瀬田は仏師である。飯田地方の展示即売会に誘われて仏の彫刻展示会を見に行く。そこで安曇ちかという不思議な美女に出会う。彼女をモデルに観音像を彫ることを決意する。制作のため、彼女の家に一泊する。
彼女の住まいは飯田地方の山奥、風越山の麓の白
山社奥宮の西側にある。山深い茅葺きの田の字型の粗末な住まいだが、瀬田は、妙に懐かしい気分になる。

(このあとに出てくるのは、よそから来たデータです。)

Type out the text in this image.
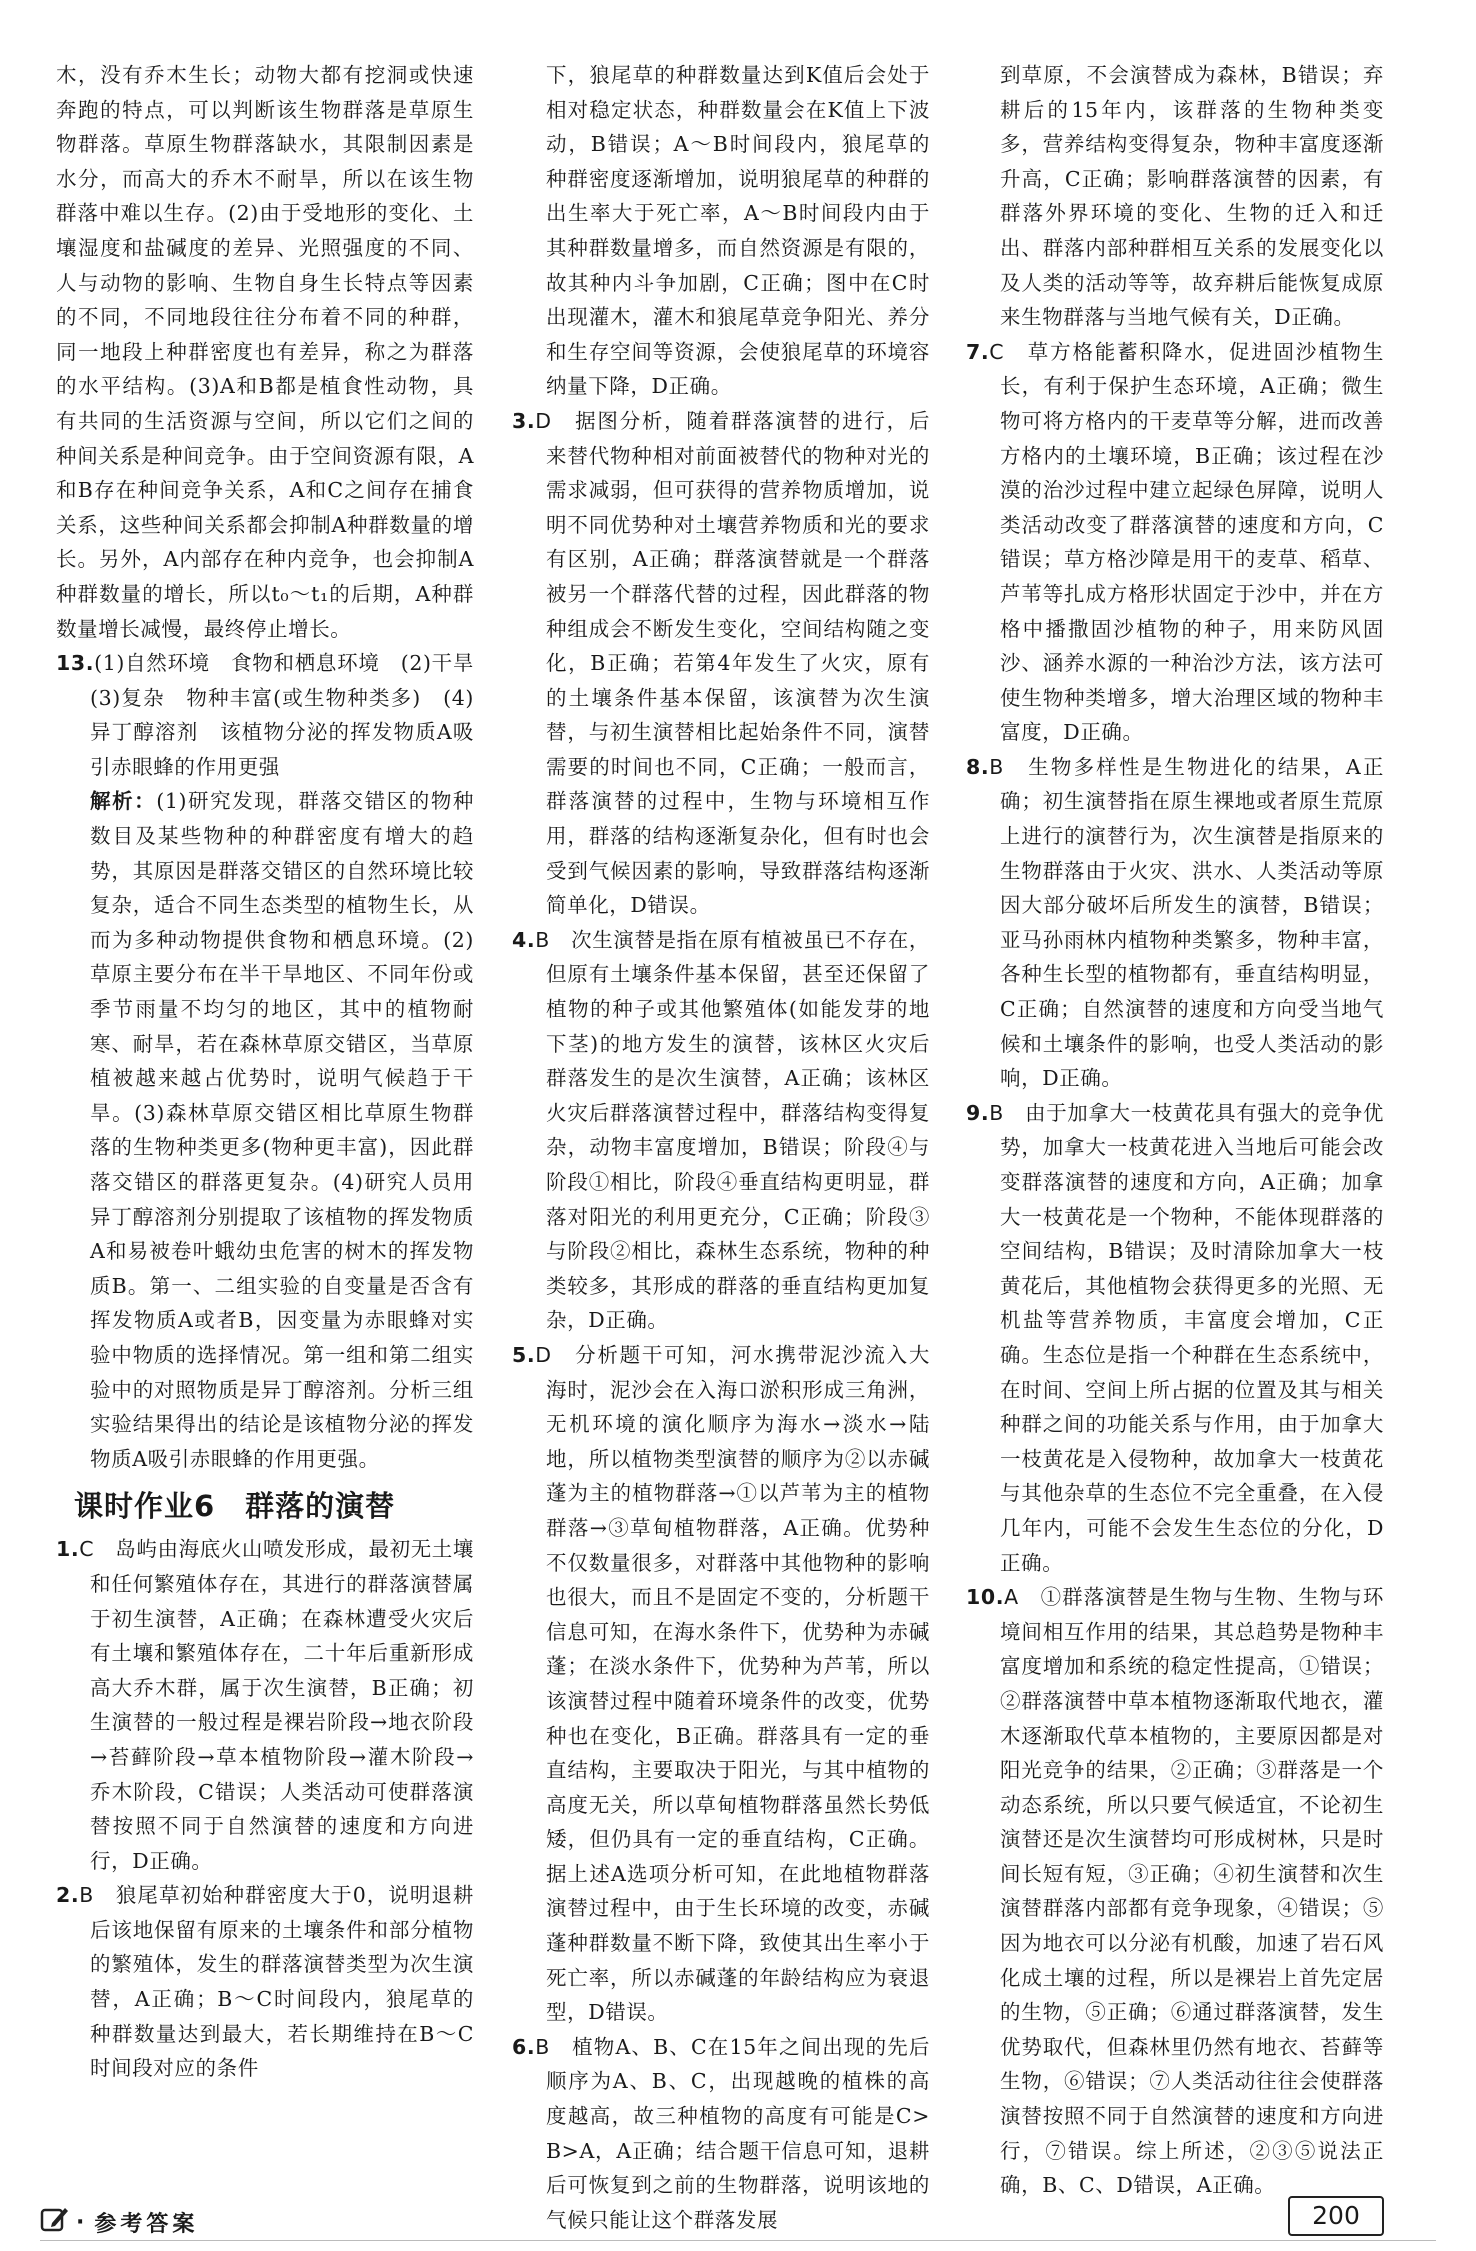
木，没有乔木生长；动物大都有挖洞或快速奔跑的特点，可以判断该生物群落是草原生物群落。草原生物群落缺水，其限制因素是水分，而高大的乔木不耐旱，所以在该生物群落中难以生存。(2)由于受地形的变化、土壤湿度和盐碱度的差异、光照强度的不同、人与动物的影响、生物自身生长特点等因素的不同，不同地段往往分布着不同的种群，同一地段上种群密度也有差异，称之为群落的水平结构。(3)A和B都是植食性动物，具有共同的生活资源与空间，所以它们之间的种间关系是种间竞争。由于空间资源有限，A和B存在种间竞争关系，A和C之间存在捕食关系，这些种间关系都会抑制A种群数量的增长。另外，A内部存在种内竞争，也会抑制A种群数量的增长，所以t₀～t₁的后期，A种群数量增长减慢，最终停止增长。

13.(1)自然环境　食物和栖息环境　(2)干旱　(3)复杂　物种丰富(或生物种类多)　(4)异丁醇溶剂　该植物分泌的挥发物质A吸引赤眼蜂的作用更强
解析：(1)研究发现，群落交错区的物种数目及某些物种的种群密度有增大的趋势，其原因是群落交错区的自然环境比较复杂，适合不同生态类型的植物生长，从而为多种动物提供食物和栖息环境。(2)草原主要分布在半干旱地区、不同年份或季节雨量不均匀的地区，其中的植物耐寒、耐旱，若在森林草原交错区，当草原植被越来越占优势时，说明气候趋于干旱。(3)森林草原交错区相比草原生物群落的生物种类更多(物种更丰富)，因此群落交错区的群落更复杂。(4)研究人员用异丁醇溶剂分别提取了该植物的挥发物质A和易被卷叶蛾幼虫危害的树木的挥发物质B。第一、二组实验的自变量是否含有挥发物质A或者B，因变量为赤眼蜂对实验中物质的选择情况。第一组和第二组实验中的对照物质是异丁醇溶剂。分析三组实验结果得出的结论是该植物分泌的挥发物质A吸引赤眼蜂的作用更强。
课时作业6　群落的演替
1.C　 岛屿由海底火山喷发形成，最初无土壤和任何繁殖体存在，其进行的群落演替属于初生演替，A正确；在森林遭受火灾后有土壤和繁殖体存在，二十年后重新形成高大乔木群，属于次生演替，B正确；初生演替的一般过程是裸岩阶段→地衣阶段→苔藓阶段→草本植物阶段→灌木阶段→乔木阶段，C错误；人类活动可使群落演替按照不同于自然演替的速度和方向进行，D正确。
2.B　 狼尾草初始种群密度大于0，说明退耕后该地保留有原来的土壤条件和部分植物的繁殖体，发生的群落演替类型为次生演替，A正确；B～C时间段内，狼尾草的种群数量达到最大，若长期维持在B～C时间段对应的条件

下，狼尾草的种群数量达到K值后会处于相对稳定状态，种群数量会在K值上下波动，B错误；A～B时间段内，狼尾草的种群密度逐渐增加，说明狼尾草的种群的出生率大于死亡率，A～B时间段内由于其种群数量增多，而自然资源是有限的，故其种内斗争加剧，C正确；图中在C时出现灌木，灌木和狼尾草竞争阳光、养分和生存空间等资源，会使狼尾草的环境容纳量下降，D正确。

3.D　 据图分析，随着群落演替的进行，后来替代物种相对前面被替代的物种对光的需求减弱，但可获得的营养物质增加，说明不同优势种对土壤营养物质和光的要求有区别，A正确；群落演替就是一个群落被另一个群落代替的过程，因此群落的物种组成会不断发生变化，空间结构随之变化，B正确；若第4年发生了火灾，原有的土壤条件基本保留，该演替为次生演替，与初生演替相比起始条件不同，演替需要的时间也不同，C正确；一般而言，群落演替的过程中，生物与环境相互作用，群落的结构逐渐复杂化，但有时也会受到气候因素的影响，导致群落结构逐渐简单化，D错误。
4.B　 次生演替是指在原有植被虽已不存在，但原有土壤条件基本保留，甚至还保留了植物的种子或其他繁殖体(如能发芽的地下茎)的地方发生的演替，该林区火灾后群落发生的是次生演替，A正确；该林区火灾后群落演替过程中，群落结构变得复杂，动物丰富度增加，B错误；阶段④与阶段①相比，阶段④垂直结构更明显，群落对阳光的利用更充分，C正确；阶段③与阶段②相比，森林生态系统，物种的种类较多，其形成的群落的垂直结构更加复杂，D正确。
5.D　 分析题干可知，河水携带泥沙流入大海时，泥沙会在入海口淤积形成三角洲，无机环境的演化顺序为海水→淡水→陆地，所以植物类型演替的顺序为②以赤碱蓬为主的植物群落→①以芦苇为主的植物群落→③草甸植物群落，A正确。优势种不仅数量很多，对群落中其他物种的影响也很大，而且不是固定不变的，分析题干信息可知，在海水条件下，优势种为赤碱蓬；在淡水条件下，优势种为芦苇，所以该演替过程中随着环境条件的改变，优势种也在变化，B正确。群落具有一定的垂直结构，主要取决于阳光，与其中植物的高度无关，所以草甸植物群落虽然长势低矮，但仍具有一定的垂直结构，C正确。据上述A选项分析可知，在此地植物群落演替过程中，由于生长环境的改变，赤碱蓬种群数量不断下降，致使其出生率小于死亡率，所以赤碱蓬的年龄结构应为衰退型，D错误。
6.B　 植物A、B、C在15年之间出现的先后顺序为A、B、C，出现越晚的植株的高度越高，故三种植物的高度有可能是C>B>A，A正确；结合题干信息可知，退耕后可恢复到之前的生物群落，说明该地的气候只能让这个群落发展

到草原，不会演替成为森林，B错误；弃耕后的15年内，该群落的生物种类变多，营养结构变得复杂，物种丰富度逐渐升高，C正确；影响群落演替的因素，有群落外界环境的变化、生物的迁入和迁出、群落内部种群相互关系的发展变化以及人类的活动等等，故弃耕后能恢复成原来生物群落与当地气候有关，D正确。

7.C　 草方格能蓄积降水，促进固沙植物生长，有利于保护生态环境，A正确；微生物可将方格内的干麦草等分解，进而改善方格内的土壤环境，B正确；该过程在沙漠的治沙过程中建立起绿色屏障，说明人类活动改变了群落演替的速度和方向，C错误；草方格沙障是用干的麦草、稻草、芦苇等扎成方格形状固定于沙中，并在方格中播撒固沙植物的种子，用来防风固沙、涵养水源的一种治沙方法，该方法可使生物种类增多，增大治理区域的物种丰富度，D正确。
8.B　 生物多样性是生物进化的结果，A正确；初生演替指在原生裸地或者原生荒原上进行的演替行为，次生演替是指原来的生物群落由于火灾、洪水、人类活动等原因大部分破坏后所发生的演替，B错误；亚马孙雨林内植物种类繁多，物种丰富，各种生长型的植物都有，垂直结构明显，C正确；自然演替的速度和方向受当地气候和土壤条件的影响，也受人类活动的影响，D正确。
9.B　 由于加拿大一枝黄花具有强大的竞争优势，加拿大一枝黄花进入当地后可能会改变群落演替的速度和方向，A正确；加拿大一枝黄花是一个物种，不能体现群落的空间结构，B错误；及时清除加拿大一枝黄花后，其他植物会获得更多的光照、无机盐等营养物质，丰富度会增加，C正确。生态位是指一个种群在生态系统中，在时间、空间上所占据的位置及其与相关种群之间的功能关系与作用，由于加拿大一枝黄花是入侵物种，故加拿大一枝黄花与其他杂草的生态位不完全重叠，在入侵几年内，可能不会发生生态位的分化，D正确。
10.A　 ①群落演替是生物与生物、生物与环境间相互作用的结果，其总趋势是物种丰富度增加和系统的稳定性提高，①错误；②群落演替中草本植物逐渐取代地衣，灌木逐渐取代草本植物的，主要原因都是对阳光竞争的结果，②正确；③群落是一个动态系统，所以只要气候适宜，不论初生演替还是次生演替均可形成树林，只是时间长短有短，③正确；④初生演替和次生演替群落内部都有竞争现象，④错误；⑤因为地衣可以分泌有机酸，加速了岩石风化成土壤的过程，所以是裸岩上首先定居的生物，⑤正确；⑥通过群落演替，发生优势取代，但森林里仍然有地衣、苔藓等生物，⑥错误；⑦人类活动往往会使群落演替按照不同于自然演替的速度和方向进行，⑦错误。综上所述，②③⑤说法正确，B、C、D错误，A正确。
· 参考答案	200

安曇ちかは酒を買ってくると言って、家を留守にする。奥の部屋を覗かぬようにと言い残す。好奇心に負けた瀬田は部屋の中を見てしまう。そこの床下に3体の白骨死体があった。びっくりして部屋を飛び出した瀬田が見た物は荒れ立てた家と、鬼と化した安曇ちかであった。

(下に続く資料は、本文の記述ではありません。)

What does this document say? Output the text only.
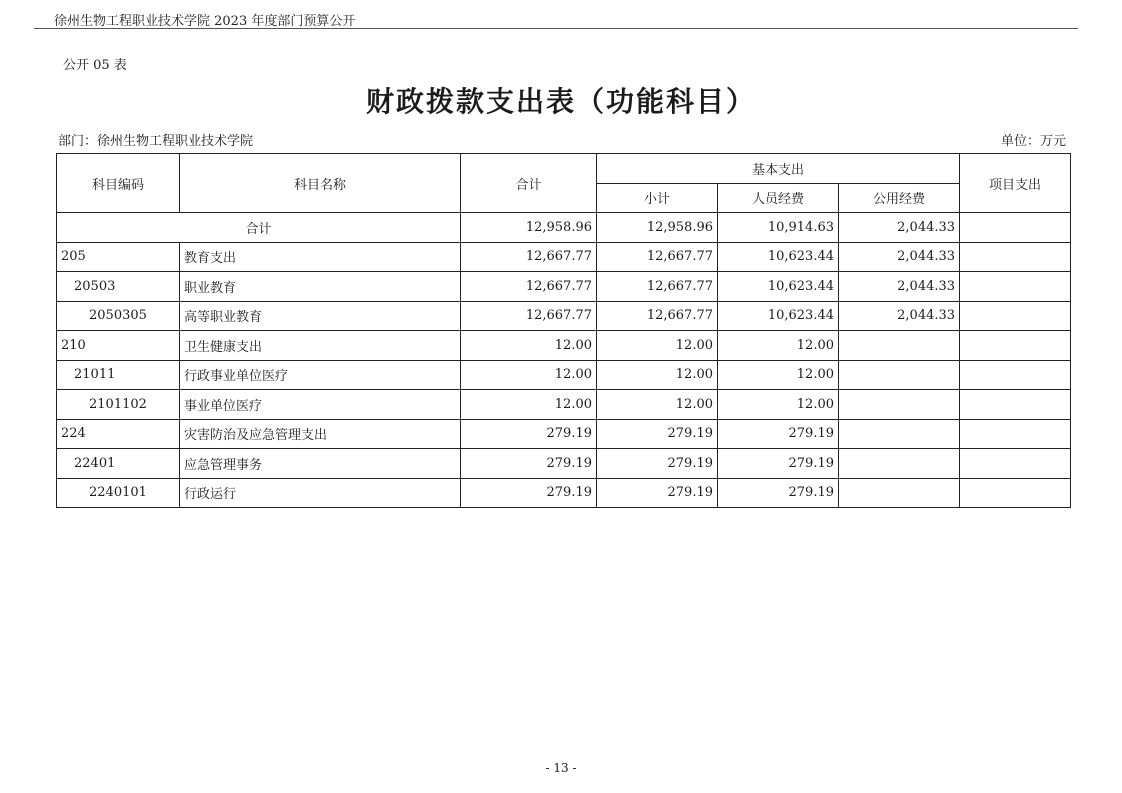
徐州生物工程职业技术学院 2023 年度部门预算公开
公开 05 表
财政拨款支出表（功能科目）
部门：徐州生物工程职业技术学院	单位：万元
科目编码	科目名称	合计	基本支出			项目支出
			小计	人员经费	公用经费	
合计		12,958.96	12,958.96	10,914.63	2,044.33	
205	教育支出	12,667.77	12,667.77	10,623.44	2,044.33	
20503	职业教育	12,667.77	12,667.77	10,623.44	2,044.33	
2050305	高等职业教育	12,667.77	12,667.77	10,623.44	2,044.33	
210	卫生健康支出	12.00	12.00	12.00		
21011	行政事业单位医疗	12.00	12.00	12.00		
2101102	事业单位医疗	12.00	12.00	12.00		
224	灾害防治及应急管理支出	279.19	279.19	279.19		
22401	应急管理事务	279.19	279.19	279.19		
2240101	行政运行	279.19	279.19	279.19		
- 13 -
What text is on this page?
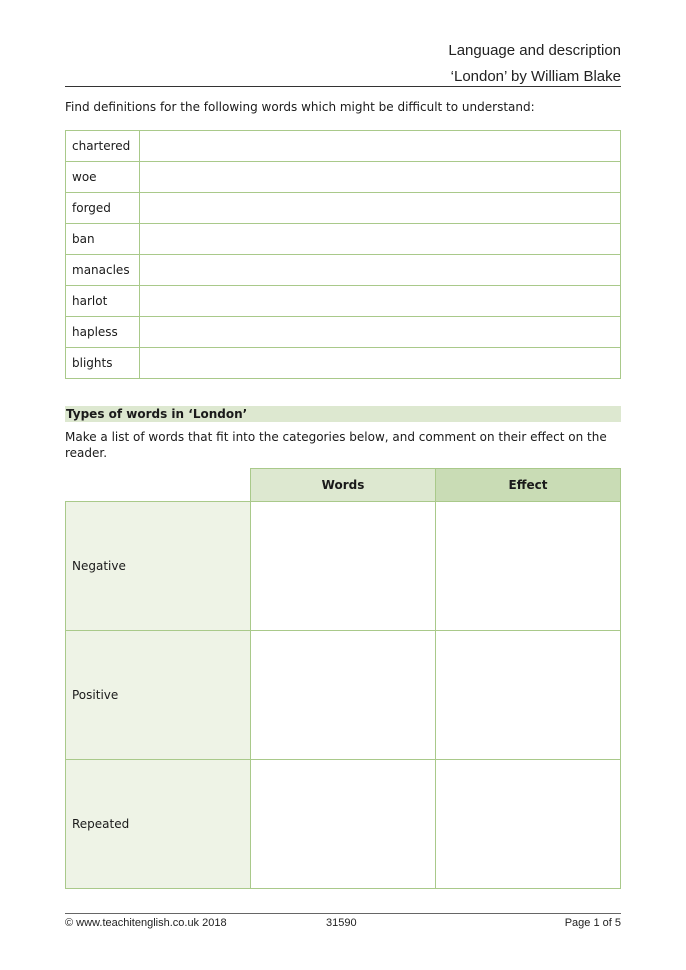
Language and description
‘London’ by William Blake
Find definitions for the following words which might be difficult to understand:
chartered	
woe	
forged	
ban	
manacles	
harlot	
hapless	
blights	
Types of words in ‘London’
Make a list of words that fit into the categories below, and comment on their effect on the reader.
	Words	Effect
Negative		
Positive		
Repeated		
© www.teachitenglish.co.uk 2018	31590	Page 1 of 5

鬼と化したちかは瀬田を五助と呼び、彼を殺そうとする。瀬田は必死に何故殺されるのかその理由を問う。瀬田の意識は過去生に飛ぶ。
瀬田の前世は新潟県糸魚川市、姫川の本流近くにあった梶谷村の五助だった。安曇ちかの棲む白山社奥宮を中心とした上下部落に塩の行商に行くのを、生業としていた。
ちかは下部落に住み、両親と3人暮らし。狩猟を生業とし、五助と婚約していた。
その年の3日間の秋祭りが終わる日、神の嫁取り神事(神への生け贄行事)として、安曇ちかのに家の屋根に白羽の矢が立った。これは翌年の秋祭りにちかが神の嫁になる(殺される)事を意味し、家から出る事を禁じられる。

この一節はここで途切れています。